Caractère doux et calme... jugement bon, parfois trop hésitant... volonté forte : une fois qu’il a vu et décidé, il est tenace... Il a de l’initiative, en particulier pour les œuvres de jeunesse où il se dévoue avec succès ; mais il préfère travailler en sous-ordre... A du savoir-faire pratique et aime le travail manuel où il se dévoue... Culture littéraire assez poussée ; bon bilingue et connaît assez bien l’anglais. Travailleur régulier, poli et réservé. Piété excellente, souvent à la chapelle ; il prend un grand soin de ses exercices spirituels. Obéissance bonne ; parfois il tient trop à exposer ses idées, mais finit par se soumettre entièrement aux décisions prises. Sa charité est remarquable. A beaucoup de cœur, grande capacité de compassion, surtout pour les plus pauvres. Pendant les vacances, il s’est montré vraiment dévoué au patronage, et s’occupe régulièrement de quelques familles pauvres, ce qui semble marquer qu’il aura de l’initiative une fois qu’il sera à son œuvre plus tard. Fera un bon missionnaire.

Signalons un événement du début de sa formation à Boechout, pendant la guerre 40-45, lors d’un de ses congés chez ses parents à Anvers. La police allemande perquisitionne. Elle avait appris qu’on y écoutait les émissions radio venant d’Angleterre. Elle veut arrêter les parents. À ce moment, Charles et sa sœur déclarent que ce sont eux qui les écoutent. Les deux passent quelques semaines en prison. À la fin de sa formation, comme la plupart des missionnaires belges de l’époque, il aurait aimé être nommé en Afrique noire où deux de ses sœurs vivent, l’une à Bukavu, l’autre à Kasongo (R. D. Congo). Mais il accepte sa nomination pour l’Algérie.

À Alger, à Tunis et à Paris pour des formations complémentaires

À la Kasbah d’Alger, il apprend à connaître en profondeur le peuple algérien et s’y attache de tout son cœur. En 1951, il se rend à la Manouba, à Tunis, pour se perfectionner en arabe et y étudier la culture et l’histoire musulmanes. « Le dialogue, comme toute démarche spirituelle ne s’improvise pas, il se prépare sérieusement », écrit-il dans une plaquette qu’il rédige en 1981, « Les musulmans en Belgique ». Il en est convaincu. Lors d’une interview, il raconte :

J’avais acquis dans mes études une connaissance théorique de l’islam. Avant d’entrer en contact avec celui vers qui on sera envoyé, il faut connaître sa culture artistique, littéraire, ses coutumes, ses façons de vivre, alors seulement peut commencer le véritable dialogue. La culture musulmane nous apporte beaucoup et dans la mesure où notre vie chrétienne est significative, nous sommes en mesure de faire tomber de nombreux préjugés.
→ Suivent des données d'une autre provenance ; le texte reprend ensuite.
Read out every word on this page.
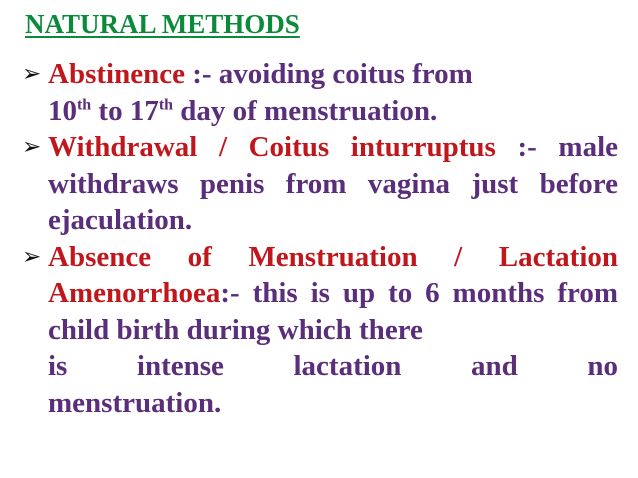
NATURAL METHODS
➢ Abstinence :- avoiding coitus from
10th to 17th day of menstruation.
➢ Withdrawal / Coitus inturruptus :- male withdraws penis from vagina just before ejaculation.
➢ Absence of Menstruation / Lactation Amenorrhoea:- this is up to 6 months from child birth during which there
is intense lactation and no
menstruation.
S’il ne répugne pas aux études, il cherche cependant avant tout les contacts humains et passe volontiers son temps avec les gens, autour d’une tasse de thé. C’est avec eux qu’il acquiert rapidement la langue dialectale. En octobre 1953, il est à Paris pour des études d’économie et de sciences sociales. On le destine à un apostolat de ville. À la fin, son supérieur note :

Deux années d’études sociales à Paris l’ont mûri et qualifié pour des contacts et une action auprès des jeunes gens avec lesquels sa cordialité et son air de jeunesse le mettent d’emblée en sympathie. L’esprit de foi sous-tend tout son comportement.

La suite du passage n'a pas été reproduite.